Menjaga Keseimbangan antara Makna dan Praktik: Pandangan Kepala Madrasah Ibtidaiyah terhadap Pembelajaran Fiqih.
Sebagai kepala madrasah ibtidaiyah, saya memandang pembelajaran fiqih bukan sekadar bagian dari kurikulum Pendidikan Agama Islam, tetapi sebagai fondasi pembentukan karakter dan kesadaran beragama anak sejak dini. Dalam diskusi tentang pendekatan deep learning versus pendekatan behavioristik dalam pembelajaran fiqih, saya melihat bahwa keduanya memiliki peran penting yang tidak bisa dipisahkan. Justru tantangan utama kami di madrasah adalah bagaimana merancang pembelajaran fiqih yang mampu menggabungkan kedalaman makna dengan kekuatan pembiasaan perilaku.
Realitas Madrasah dan Karakter Anak Didik
Anak-anak di madrasah ibtidaiyah berada dalam fase perkembangan yang sangat dinamis. Mereka sedang membentuk identitas, belajar memahami dunia, dan mulai mengenali nilai-nilai spiritual. Di satu sisi, mereka sangat responsif terhadap keteladanan dan rutinitas. Di sisi lain, mereka juga mulai menunjukkan rasa ingin tahu yang tinggi dan kemampuan berpikir logis. Maka, pendekatan pembelajaran fiqih harus mampu menjawab dua kebutuhan sekaligus: membentuk perilaku melalui pembiasaan dan menumbuhkan pemahaman melalui dialog dan refleksi.
Dalam praktiknya, kami melihat bahwa anak-anak lebih cepat menangkap nilai fiqih ketika mereka melihat langsung contoh nyata. Misalnya, ketika guru menunjukkan cara berwudhu yang benar, anak-anak langsung menirukan. Namun, ketika guru mengajak mereka berdiskusi tentang “mengapa kita harus bersuci sebelum salat?”, anak-anak mulai menunjukkan pemahaman yang lebih dalam. Ini menunjukkan bahwa pendekatan deep learning bisa diterapkan secara bertahap, setelah fondasi perilaku terbentuk.
Peran Guru sebagai Teladan dan Fasilitator Makna
Guru fiqih di madrasah ibtidaiyah memiliki peran ganda: sebagai teladan perilaku dan fasilitator pemahaman. Kami mendorong guru untuk tidak hanya mengajarkan hukum-hukum fiqih secara tekstual, tetapi juga mengaitkannya dengan kehidupan anak sehari-hari. Misalnya, saat membahas zakat, guru bisa mengaitkan dengan kegiatan berbagi makanan di sekolah, atau membantu teman yang kesulitan. Anak-anak belajar bahwa fiqih bukan hanya tentang “boleh dan tidak boleh”, tetapi tentang “mengapa dan untuk siapa”.
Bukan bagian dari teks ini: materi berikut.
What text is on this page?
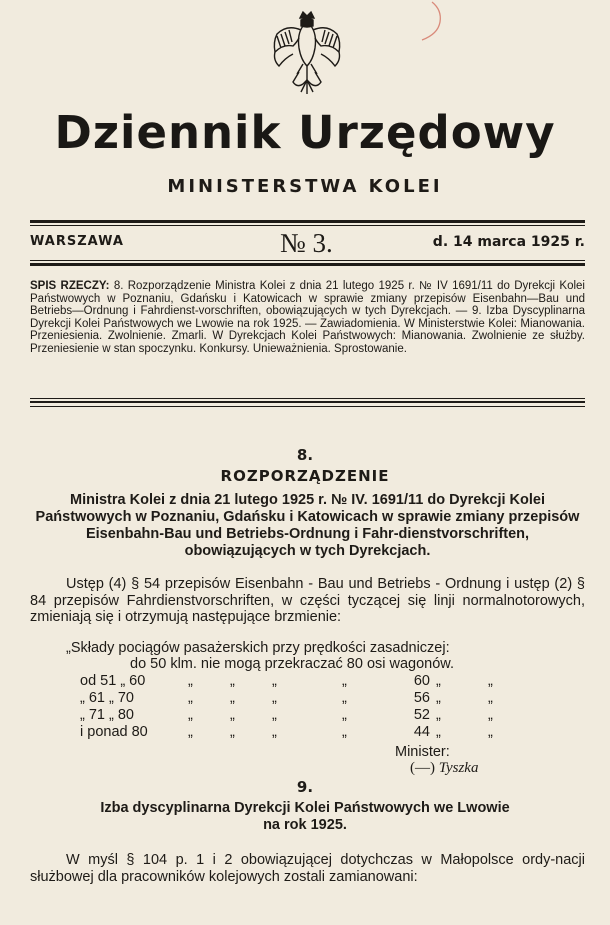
Dziennik Urzędowy
MINISTERSTWA KOLEI
WARSZAWA	№ 3.	d. 14 marca 1925 r.
SPIS RZECZY: 8. Rozporządzenie Ministra Kolei z dnia 21 lutego 1925 r. № IV 1691/11 do Dyrekcji Kolei Państwowych w Poznaniu, Gdańsku i Katowicach w sprawie zmiany przepisów Eisenbahn—Bau und Betriebs—Ordnung i Fahrdienst-vorschriften, obowiązujących w tych Dyrekcjach. — 9. Izba Dyscyplinarna Dyrekcji Kolei Państwowych we Lwowie na rok 1925. — Zawiadomienia. W Ministerstwie Kolei: Mianowania. Przeniesienia. Zwolnienie. Zmarli. W Dyrekcjach Kolei Państwowych: Mianowania. Zwolnienie ze służby. Przeniesienie w stan spoczynku. Konkursy. Unieważnienia. Sprostowanie.
8.
ROZPORZĄDZENIE
Ministra Kolei z dnia 21 lutego 1925 r. № IV. 1691/11 do Dyrekcji Kolei Państwowych w Poznaniu, Gdańsku i Katowicach w sprawie zmiany przepisów Eisenbahn-Bau und Betriebs-Ordnung i Fahr-dienstvorschriften, obowiązujących w tych Dyrekcjach.
Ustęp (4) § 54 przepisów Eisenbahn - Bau und Betriebs - Ordnung i ustęp (2) § 84 przepisów Fahrdienstvorschriften, w części tyczącej się linji normalnotorowych, zmieniają się i otrzymują następujące brzmienie:
„Składy pociągów pasażerskich przy prędkości zasadniczej:
do 50 klm. nie mogą przekraczać 80 osi wagonów.
od 51 „ 60	„	„	„	„	60 „	„
„ 61 „ 70	„	„	„	„	56 „	„
„ 71 „ 80	„	„	„	„	52 „	„
i ponad 80	„	„	„	„	44 „	„
Minister:
(—) Tyszka
9.
Izba dyscyplinarna Dyrekcji Kolei Państwowych we Lwowie na rok 1925.
W myśl § 104 p. 1 i 2 obowiązującej dotychczas w Małopolsce ordy-nacji służbowej dla pracowników kolejowych zostali zamianowani:
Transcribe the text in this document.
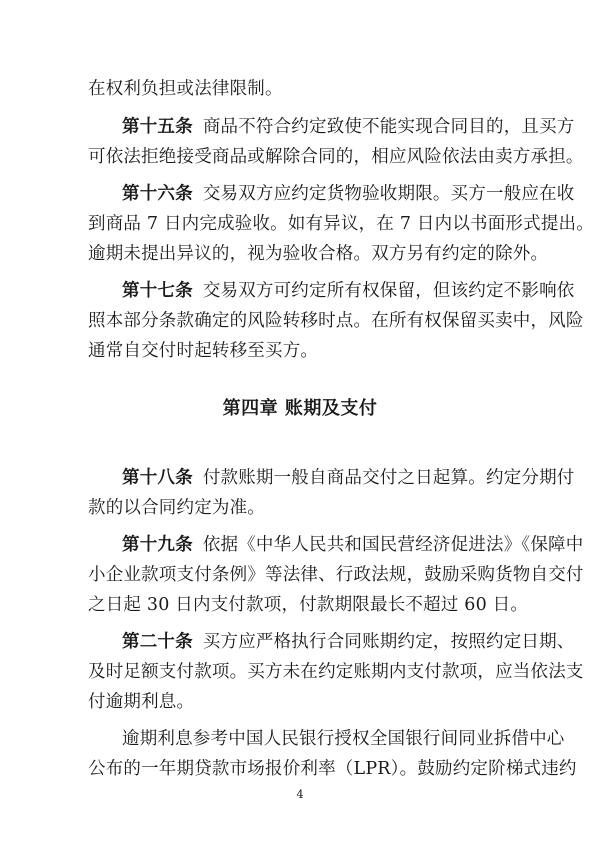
在权利负担或法律限制。
第十五条 商品不符合约定致使不能实现合同目的，且买方
可依法拒绝接受商品或解除合同的，相应风险依法由卖方承担。
第十六条 交易双方应约定货物验收期限。买方一般应在收
到商品 7 日内完成验收。如有异议，在 7 日内以书面形式提出。
逾期未提出异议的，视为验收合格。双方另有约定的除外。
第十七条 交易双方可约定所有权保留，但该约定不影响依
照本部分条款确定的风险转移时点。在所有权保留买卖中，风险
通常自交付时起转移至买方。
第四章 账期及支付
第十八条 付款账期一般自商品交付之日起算。约定分期付
款的以合同约定为准。
第十九条 依据《中华人民共和国民营经济促进法》《保障中
小企业款项支付条例》等法律、行政法规，鼓励采购货物自交付
之日起 30 日内支付款项，付款期限最长不超过 60 日。
第二十条 买方应严格执行合同账期约定，按照约定日期、
及时足额支付款项。买方未在约定账期内支付款项，应当依法支
付逾期利息。
逾期利息参考中国人民银行授权全国银行间同业拆借中心
公布的一年期贷款市场报价利率（LPR）。鼓励约定阶梯式违约
4
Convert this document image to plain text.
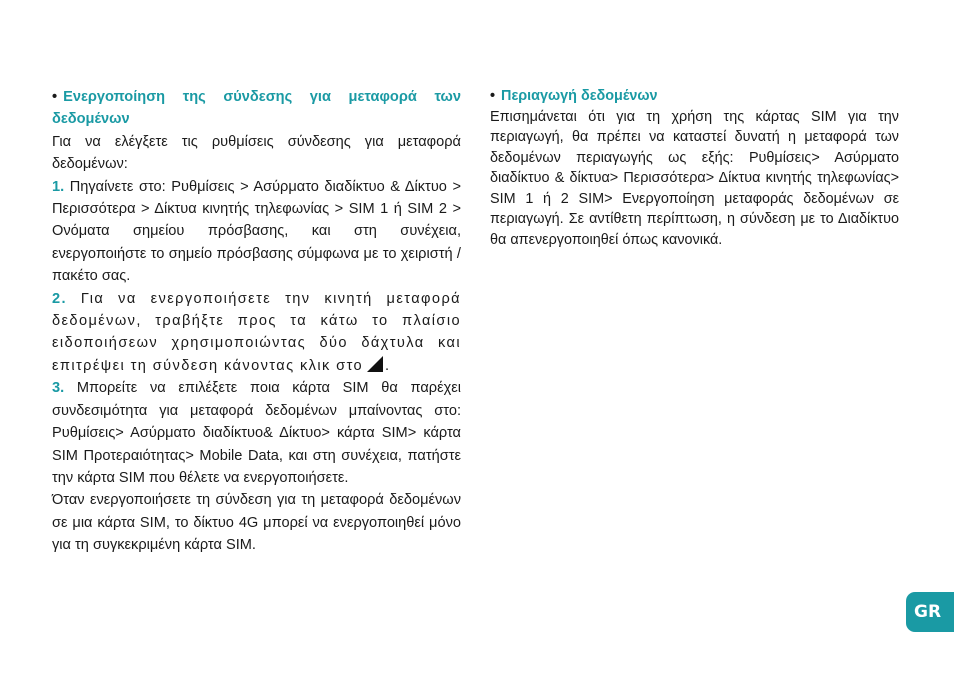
• Ενεργοποίηση της σύνδεσης για μεταφορά των δεδομένων

Για να ελέγξετε τις ρυθμίσεις σύνδεσης για μεταφορά δεδομένων:

1. Πηγαίνετε στο: Ρυθμίσεις > Ασύρματο διαδίκτυο & Δίκτυο > Περισσότερα > Δίκτυα κινητής τηλεφωνίας > SIM 1 ή SIM 2 > Ονόματα σημείου πρόσβασης, και στη συνέχεια, ενεργοποιήστε το σημείο πρόσβασης σύμφωνα με το χειριστή / πακέτο σας.

2. Για να ενεργοποιήσετε την κινητή μεταφορά δεδομένων, τραβήξτε προς τα κάτω το πλαίσιο ειδοποιήσεων χρησιμοποιώντας δύο δάχτυλα και επιτρέψει τη σύνδεση κάνοντας κλικ στο .

3. Μπορείτε να επιλέξετε ποια κάρτα SIM θα παρέχει συνδεσιμότητα για μεταφορά δεδομένων μπαίνοντας στο: Ρυθμίσεις> Ασύρματο διαδίκτυο& Δίκτυο> κάρτα SIM> κάρτα SIM Προτεραιότητας> Mobile Data, και στη συνέχεια, πατήστε την κάρτα SIM που θέλετε να ενεργοποιήσετε.

Όταν ενεργοποιήσετε τη σύνδεση για τη μεταφορά δεδομένων σε μια κάρτα SIM, το δίκτυο 4G μπορεί να ενεργοποιηθεί μόνο για τη συγκεκριμένη κάρτα SIM.

• Περιαγωγή δεδομένων

Επισημάνεται ότι για τη χρήση της κάρτας SIM για την περιαγωγή, θα πρέπει να καταστεί δυνατή η μεταφορά των δεδομένων περιαγωγής ως εξής: Ρυθμίσεις> Ασύρματο διαδίκτυο & δίκτυα> Περισσότερα> Δίκτυα κινητής τηλεφωνίας> SIM 1 ή 2 SIM> Ενεργοποίηση μεταφοράς δεδομένων σε περιαγωγή. Σε αντίθετη περίπτωση, η σύνδεση με το Διαδίκτυο θα απενεργοποιηθεί όπως κανονικά.

GR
Namun, kami juga menyadari bahwa tidak semua guru siap dengan pendekatan reflektif. Maka, pelatihan guru menjadi prioritas kami. Kami mengadakan workshop pedagogi fiqih yang menggabungkan strategi pembiasaan, pendekatan kontekstual, dan teknik dialogis. Guru diajak untuk merancang pembelajaran yang tidak hanya menyampaikan materi, tetapi juga membangun pengalaman belajar yang bermakna.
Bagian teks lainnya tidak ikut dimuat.